The record given in figure 107 was taken about the end of January; the sun rose at about 6-45 a.m. and set at 5-30 p.m. The twilight is very short in the tropics; the sky is feebly lighted about 6 a.m.; it becomes dark about 6 p.m. The record shows the intensity of light to be exceedingly feeble at 6 a.m. The rise in the intensity was rapid, attaining the maximum at 12 noon.

Collected Physical Papers Fig. 107.jpg

Fig. 107. Radiograph of variation of intensity of light from the sky during 12 hours in winter. The upper record shows the variation on a bright day, the maximum intensity being attained at 12 noon. The lower record exhibits irregular variation on a cloudy day. The practically horizontal record above the base line show that the electric resistance of selenium cell is practically unaffected by variation of temperature. Successive thin dots at 15 minutes’ interval, thick dots at intervals of an hour.

This will be designated as the light-noon. The intensity of light then declined at a rate slower than the rise; after 5 p.m. the fall of intensity was extremely rapid.

It was stated that there was a possibility of change of resistance induced by diurnal variation of temperature. In order to determine the extent of this variation, a spark record was also obtained before exposure to light. The dotted record near the base (fig. 107) shows that the resistance remained practically constant, inspite of the variation of the temperature.

An important point arises as regards the diurnal variation of light and of temperature, and determination of their periods of maximum and minimum. For this purpose records of diurnal variations of temperature and of light were taken on the same day in summer with the

Collected Physical Papers Fig. 108.jpg
Fig. 108. Record of diurnal variations of light and of temperature in summer.

thermograph and the radiograph. The two curves are given in figure 108; it will be seen that while the maximum intensity of light is at 12 noon, the thermal maximum is at about 2 p.m. The thermal noon is thus two hours later than the light-noon. Light disappears at night from 6 p.m. to 6 a.m., that is to say, the period of minimum or zero light is prolonged for 12 hours. But the fall of temperature is gradual, and the minimum is attained at about 5 a.m. which is the thermal dawn. The characteristic variations of these two important factors should be borne in mind, since the diurnal movements of plants are modified by the algebraical summation of the effects of light and of temperature.
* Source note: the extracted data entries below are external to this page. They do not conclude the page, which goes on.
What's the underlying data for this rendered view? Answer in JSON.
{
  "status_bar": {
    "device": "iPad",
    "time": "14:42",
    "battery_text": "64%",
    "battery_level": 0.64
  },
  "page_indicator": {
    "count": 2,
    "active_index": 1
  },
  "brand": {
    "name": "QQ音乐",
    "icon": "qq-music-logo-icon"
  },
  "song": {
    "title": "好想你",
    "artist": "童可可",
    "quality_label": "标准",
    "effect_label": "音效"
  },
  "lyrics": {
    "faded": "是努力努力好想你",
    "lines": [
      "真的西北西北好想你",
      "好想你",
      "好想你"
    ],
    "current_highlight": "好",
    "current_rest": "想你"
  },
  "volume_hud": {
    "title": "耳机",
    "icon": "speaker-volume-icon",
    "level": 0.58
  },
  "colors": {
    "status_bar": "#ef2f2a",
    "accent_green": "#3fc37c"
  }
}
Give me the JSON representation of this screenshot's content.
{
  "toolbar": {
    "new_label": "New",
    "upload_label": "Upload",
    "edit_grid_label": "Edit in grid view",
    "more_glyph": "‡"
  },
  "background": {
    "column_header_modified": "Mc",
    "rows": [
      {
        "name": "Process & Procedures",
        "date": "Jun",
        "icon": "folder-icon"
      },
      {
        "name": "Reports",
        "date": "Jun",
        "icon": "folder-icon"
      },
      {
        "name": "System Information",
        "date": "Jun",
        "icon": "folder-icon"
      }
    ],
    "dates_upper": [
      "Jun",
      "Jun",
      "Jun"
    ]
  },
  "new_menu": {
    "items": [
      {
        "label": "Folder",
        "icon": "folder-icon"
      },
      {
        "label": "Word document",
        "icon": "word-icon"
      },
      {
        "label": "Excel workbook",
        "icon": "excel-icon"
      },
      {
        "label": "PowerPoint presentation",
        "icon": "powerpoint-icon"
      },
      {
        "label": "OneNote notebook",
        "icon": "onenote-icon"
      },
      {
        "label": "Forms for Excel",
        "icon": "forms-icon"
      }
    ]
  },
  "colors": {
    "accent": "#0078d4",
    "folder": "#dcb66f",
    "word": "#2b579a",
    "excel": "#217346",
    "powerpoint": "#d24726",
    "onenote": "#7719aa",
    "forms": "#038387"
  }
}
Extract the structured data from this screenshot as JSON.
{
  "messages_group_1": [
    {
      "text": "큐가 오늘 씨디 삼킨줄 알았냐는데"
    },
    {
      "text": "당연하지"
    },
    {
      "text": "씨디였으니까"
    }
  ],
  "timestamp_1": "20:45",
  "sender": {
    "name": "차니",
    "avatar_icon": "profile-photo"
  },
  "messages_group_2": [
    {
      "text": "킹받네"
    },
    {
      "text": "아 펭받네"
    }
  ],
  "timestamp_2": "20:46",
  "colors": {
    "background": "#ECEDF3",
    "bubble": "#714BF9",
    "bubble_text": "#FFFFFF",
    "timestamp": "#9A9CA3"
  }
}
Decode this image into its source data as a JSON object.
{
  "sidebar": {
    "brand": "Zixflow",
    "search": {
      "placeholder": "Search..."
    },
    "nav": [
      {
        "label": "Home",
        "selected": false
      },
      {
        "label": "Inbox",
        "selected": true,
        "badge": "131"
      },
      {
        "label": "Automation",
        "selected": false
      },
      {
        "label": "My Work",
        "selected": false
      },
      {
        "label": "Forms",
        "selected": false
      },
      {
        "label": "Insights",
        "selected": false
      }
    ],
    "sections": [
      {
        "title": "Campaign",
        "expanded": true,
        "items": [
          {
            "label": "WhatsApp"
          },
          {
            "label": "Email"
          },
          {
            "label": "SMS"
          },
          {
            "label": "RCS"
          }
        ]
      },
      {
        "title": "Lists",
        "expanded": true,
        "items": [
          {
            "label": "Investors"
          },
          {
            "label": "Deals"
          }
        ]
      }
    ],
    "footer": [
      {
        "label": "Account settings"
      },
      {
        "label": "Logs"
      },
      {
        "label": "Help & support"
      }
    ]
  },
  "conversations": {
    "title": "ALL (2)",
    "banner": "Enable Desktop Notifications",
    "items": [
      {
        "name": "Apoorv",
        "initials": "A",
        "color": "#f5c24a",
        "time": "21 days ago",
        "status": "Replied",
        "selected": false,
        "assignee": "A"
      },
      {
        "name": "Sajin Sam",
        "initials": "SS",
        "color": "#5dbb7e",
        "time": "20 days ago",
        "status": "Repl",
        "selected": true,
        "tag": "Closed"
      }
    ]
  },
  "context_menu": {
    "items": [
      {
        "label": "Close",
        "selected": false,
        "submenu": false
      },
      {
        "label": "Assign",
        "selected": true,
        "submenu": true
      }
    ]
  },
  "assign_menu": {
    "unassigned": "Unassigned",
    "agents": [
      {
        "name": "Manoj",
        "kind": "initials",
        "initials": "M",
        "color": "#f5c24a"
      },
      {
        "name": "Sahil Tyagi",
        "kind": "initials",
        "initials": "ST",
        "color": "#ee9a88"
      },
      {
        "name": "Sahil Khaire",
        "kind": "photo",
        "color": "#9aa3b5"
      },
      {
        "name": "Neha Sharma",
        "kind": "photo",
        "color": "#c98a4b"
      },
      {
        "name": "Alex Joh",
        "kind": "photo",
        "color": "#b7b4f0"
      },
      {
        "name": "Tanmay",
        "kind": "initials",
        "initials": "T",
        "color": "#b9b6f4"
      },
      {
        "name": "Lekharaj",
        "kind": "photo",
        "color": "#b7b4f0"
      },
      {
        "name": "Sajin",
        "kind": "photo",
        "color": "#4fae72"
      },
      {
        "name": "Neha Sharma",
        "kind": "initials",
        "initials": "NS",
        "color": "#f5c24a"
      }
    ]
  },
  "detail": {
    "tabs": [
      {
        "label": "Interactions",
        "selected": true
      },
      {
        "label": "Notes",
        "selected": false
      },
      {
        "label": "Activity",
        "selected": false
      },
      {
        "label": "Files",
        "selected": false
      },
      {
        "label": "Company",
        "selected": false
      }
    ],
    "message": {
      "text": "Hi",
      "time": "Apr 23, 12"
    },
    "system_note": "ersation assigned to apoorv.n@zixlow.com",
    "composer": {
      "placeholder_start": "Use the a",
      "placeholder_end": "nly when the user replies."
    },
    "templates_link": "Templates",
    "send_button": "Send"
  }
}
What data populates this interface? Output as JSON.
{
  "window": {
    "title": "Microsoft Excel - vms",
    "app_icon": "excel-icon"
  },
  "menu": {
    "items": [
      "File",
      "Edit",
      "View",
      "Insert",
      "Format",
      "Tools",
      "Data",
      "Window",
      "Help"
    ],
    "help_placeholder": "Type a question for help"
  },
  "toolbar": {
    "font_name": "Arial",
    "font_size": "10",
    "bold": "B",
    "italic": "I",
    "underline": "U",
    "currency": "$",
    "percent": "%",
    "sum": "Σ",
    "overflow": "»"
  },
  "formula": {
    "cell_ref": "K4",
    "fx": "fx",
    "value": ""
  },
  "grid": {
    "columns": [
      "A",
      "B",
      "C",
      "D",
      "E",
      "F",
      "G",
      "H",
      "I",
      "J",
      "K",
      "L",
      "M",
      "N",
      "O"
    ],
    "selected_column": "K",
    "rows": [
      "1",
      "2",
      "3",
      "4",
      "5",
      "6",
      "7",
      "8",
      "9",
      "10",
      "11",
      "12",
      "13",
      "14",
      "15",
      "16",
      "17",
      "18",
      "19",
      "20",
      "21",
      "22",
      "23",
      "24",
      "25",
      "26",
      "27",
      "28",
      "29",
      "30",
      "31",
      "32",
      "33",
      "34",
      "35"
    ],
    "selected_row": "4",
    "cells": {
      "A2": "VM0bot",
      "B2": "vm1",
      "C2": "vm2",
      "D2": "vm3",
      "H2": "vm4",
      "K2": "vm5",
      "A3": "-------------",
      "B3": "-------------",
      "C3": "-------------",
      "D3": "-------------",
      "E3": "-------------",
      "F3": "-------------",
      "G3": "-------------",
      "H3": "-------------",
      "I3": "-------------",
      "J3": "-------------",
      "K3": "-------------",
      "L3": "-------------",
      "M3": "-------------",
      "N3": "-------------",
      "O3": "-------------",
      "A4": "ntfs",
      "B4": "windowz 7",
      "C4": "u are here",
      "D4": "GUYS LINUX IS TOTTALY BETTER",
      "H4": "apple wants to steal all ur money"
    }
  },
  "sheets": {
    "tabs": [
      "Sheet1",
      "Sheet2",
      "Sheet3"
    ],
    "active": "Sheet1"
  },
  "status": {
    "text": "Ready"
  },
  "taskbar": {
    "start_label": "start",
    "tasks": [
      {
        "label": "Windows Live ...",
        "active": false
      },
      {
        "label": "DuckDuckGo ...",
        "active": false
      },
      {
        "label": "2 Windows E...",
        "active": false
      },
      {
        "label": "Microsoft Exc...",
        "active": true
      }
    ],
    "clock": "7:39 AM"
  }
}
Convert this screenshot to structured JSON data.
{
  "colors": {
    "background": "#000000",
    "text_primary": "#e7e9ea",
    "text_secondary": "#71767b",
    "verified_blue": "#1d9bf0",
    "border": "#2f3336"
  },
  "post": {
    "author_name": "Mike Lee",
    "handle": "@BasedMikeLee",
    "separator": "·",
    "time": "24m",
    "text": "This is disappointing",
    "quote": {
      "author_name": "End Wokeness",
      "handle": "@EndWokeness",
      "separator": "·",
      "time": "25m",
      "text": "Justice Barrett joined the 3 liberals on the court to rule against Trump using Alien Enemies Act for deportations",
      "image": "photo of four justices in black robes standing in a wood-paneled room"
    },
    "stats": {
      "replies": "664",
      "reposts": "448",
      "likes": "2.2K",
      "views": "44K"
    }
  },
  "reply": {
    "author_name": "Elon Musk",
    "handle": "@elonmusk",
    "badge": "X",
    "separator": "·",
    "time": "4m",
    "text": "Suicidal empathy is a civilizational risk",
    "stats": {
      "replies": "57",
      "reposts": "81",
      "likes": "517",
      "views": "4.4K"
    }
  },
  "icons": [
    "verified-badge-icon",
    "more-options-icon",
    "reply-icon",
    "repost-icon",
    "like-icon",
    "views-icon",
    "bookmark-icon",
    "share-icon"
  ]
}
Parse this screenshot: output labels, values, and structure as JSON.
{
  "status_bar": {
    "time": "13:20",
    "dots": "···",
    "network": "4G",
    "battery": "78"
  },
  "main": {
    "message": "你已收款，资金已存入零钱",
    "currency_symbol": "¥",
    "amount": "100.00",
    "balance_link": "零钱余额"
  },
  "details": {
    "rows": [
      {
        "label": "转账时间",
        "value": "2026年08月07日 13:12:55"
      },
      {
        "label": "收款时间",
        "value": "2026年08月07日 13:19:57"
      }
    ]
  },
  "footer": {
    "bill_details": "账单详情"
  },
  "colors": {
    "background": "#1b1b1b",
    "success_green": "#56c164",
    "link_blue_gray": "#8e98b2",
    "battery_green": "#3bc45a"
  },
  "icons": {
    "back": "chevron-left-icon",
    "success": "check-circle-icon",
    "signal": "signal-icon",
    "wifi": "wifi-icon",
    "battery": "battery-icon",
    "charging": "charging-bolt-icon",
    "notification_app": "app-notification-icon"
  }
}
It is sometimes desirable to carry out researches during a period. when the intensity of light remains approximately constant. This period is found to be between 11 a.m. and 1 p.m. for the variation is then only ±5 per cent. of the mean.

The record given of the diurnal variation of light is true of days when the sky is clear. But the passage of clouds causes change in the intensity which is accurately recorded by the Radiograph. A record of such irregular variation in a stormy day is given in the lower record of figure 107.